Here are the factors that will influence your best choice for a blade, whether you are using a table saw, a miter saw, or a circular saw, any of which could be a good choice:
- Kerf. We know what kerf is – the width of your cut. As an interesting aside, the word kerf is an Anglo-Saxon derivative that comes from “carve.” The thinner the kerf, the easier the cut. Your blade doesn’t need to work as hard to make a thin cut as it does a thick cut. There is also less waste, and you can stretch your laminate inventory a little further.
- Tooth Count. You’re making a fine, finish cut, not a rough cut. This means you want a high tooth count – teeth per blade. The teeth will be smaller, of course, in order to fit them all on a blade. Fine cut blades will have between 80 – 100 teeth, so use a blade in that range. More teeth, slower cut, but with a thin kerf, it will still be fine.
- Blade Tip. While diamond-tipped blades are strong (they can cut concrete and granite, for instance), carbide-tipped blades are harder and heat and impact resistant. These are a better choice for cutting laminate flooring, although that does not mean they will last forever. They, too, will lose their sharpness with use, and when cutting laminate flooring, that is estimated to be about 1000 square feet of work before they will need to be re-sharpened.
Please note we said re-sharpened, not replaced. If the average bedroom size is 12’ x 12’ in size, that’s only 144 square feet, so 1000 square feet will roughly be 6 bedrooms’ worth of flooring.

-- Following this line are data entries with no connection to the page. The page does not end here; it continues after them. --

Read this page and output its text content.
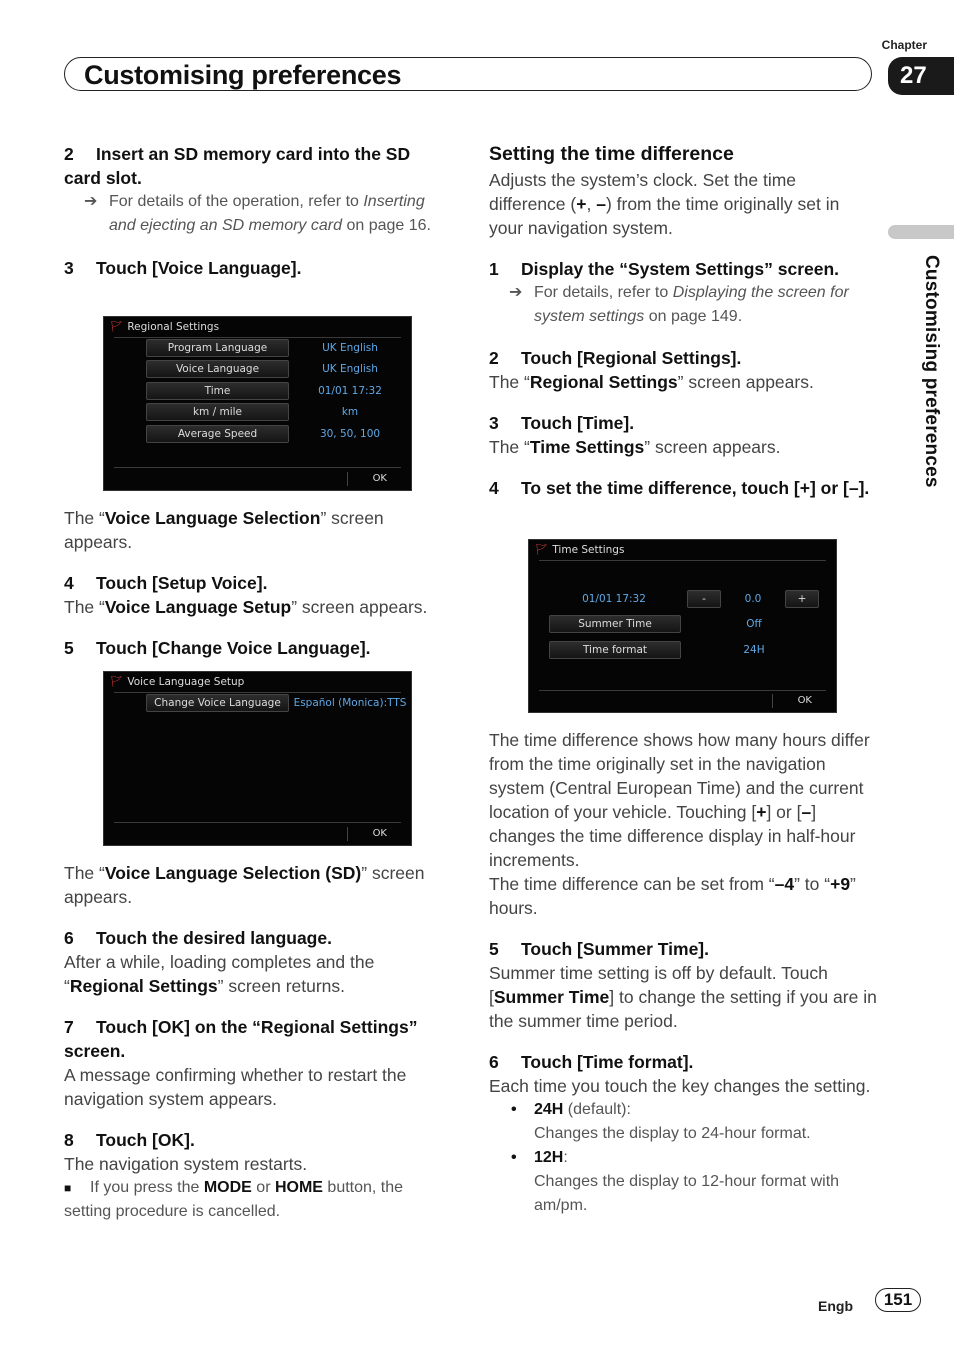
Chapter
Customising preferences	27
Customising preferences

2 Insert an SD memory card into the SD card slot.

➔ For details of the operation, refer to Inserting and ejecting an SD memory card on page 16.

3 Touch [Voice Language].

🚩︎ Regional Settings
Program Language	UK English
Voice Language	UK English
Time	01/01 17:32
km / mile	km
Average Speed	30, 50, 100
OK

The “Voice Language Selection” screen appears.

4 Touch [Setup Voice].

The “Voice Language Setup” screen appears.

5 Touch [Change Voice Language].

🚩︎ Voice Language Setup
Change Voice Language	Español (Monica):TTS
OK

The “Voice Language Selection (SD)” screen appears.

6 Touch the desired language.

After a while, loading completes and the “Regional Settings” screen returns.

7 Touch [OK] on the “Regional Settings” screen.

A message confirming whether to restart the navigation system appears.

8 Touch [OK].

The navigation system restarts.

■ If you press the MODE or HOME button, the setting procedure is cancelled.

Setting the time difference

Adjusts the system’s clock. Set the time difference (+, –) from the time originally set in your navigation system.

1 Display the “System Settings” screen.

➔ For details, refer to Displaying the screen for system settings on page 149.

2 Touch [Regional Settings].

The “Regional Settings” screen appears.

3 Touch [Time].

The “Time Settings” screen appears.

4 To set the time difference, touch [+] or [–].

🚩︎ Time Settings
01/01 17:32	-	0.0	+
Summer Time	Off
Time format	24H
OK

The time difference shows how many hours differ from the time originally set in the navigation system (Central European Time) and the current location of your vehicle. Touching [+] or [–] changes the time difference display in half-hour increments.

The time difference can be set from “–4” to “+9” hours.

5 Touch [Summer Time].

Summer time setting is off by default. Touch [Summer Time] to change the setting if you are in the summer time period.

6 Touch [Time format].

Each time you touch the key changes the setting.

• 24H (default):
Changes the display to 24-hour format.

• 12H:
Changes the display to 12-hour format with am/pm.

Engb	151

Blade Compatibility with Saw
While this is obvious, we still thought we’d mention it. The blade must be compatible with the saw you will be using, of course, and that includes the size of the blade (measured by blade diameter) and the blade’s connection with the saw (arbor size).
Safety
We mention this mostly as it relates to the safety of the saw use. Skin is but easily by a rapidly spinning blade, so make sure the blade fits well and securely because it matches the power saw well.
Goggles, of course, and gloves should be a part of your shop inventory to have and use. Safety first!
These suggestions are straightforward and easy to follow, so it makes no sense to present a video showing you these tips in action. However, if you’ve ever installed laminate flooring, you’ve no doubt had to fit that last piece in a row against a wall or floorboard. It can be a bit tricky with multiple measurements to take and mark.
Here’s a video from a professional floor installer who shows how easy that part of the work can actually be. Follow along, and it will all make sense to you. By the way, he uses a circular saw for his laminate flooring cuts, one of the power saws we recommend for the task.
Assuming you can tick off all of those criteria, you should be able to handle laminate floor installation. Measure well twice, cut once, using the right blade in all ways, and the flooring project would proceed well and smoothly for you.
The right tool for the right job, and in this case, the right blade for the right cut, will win the day.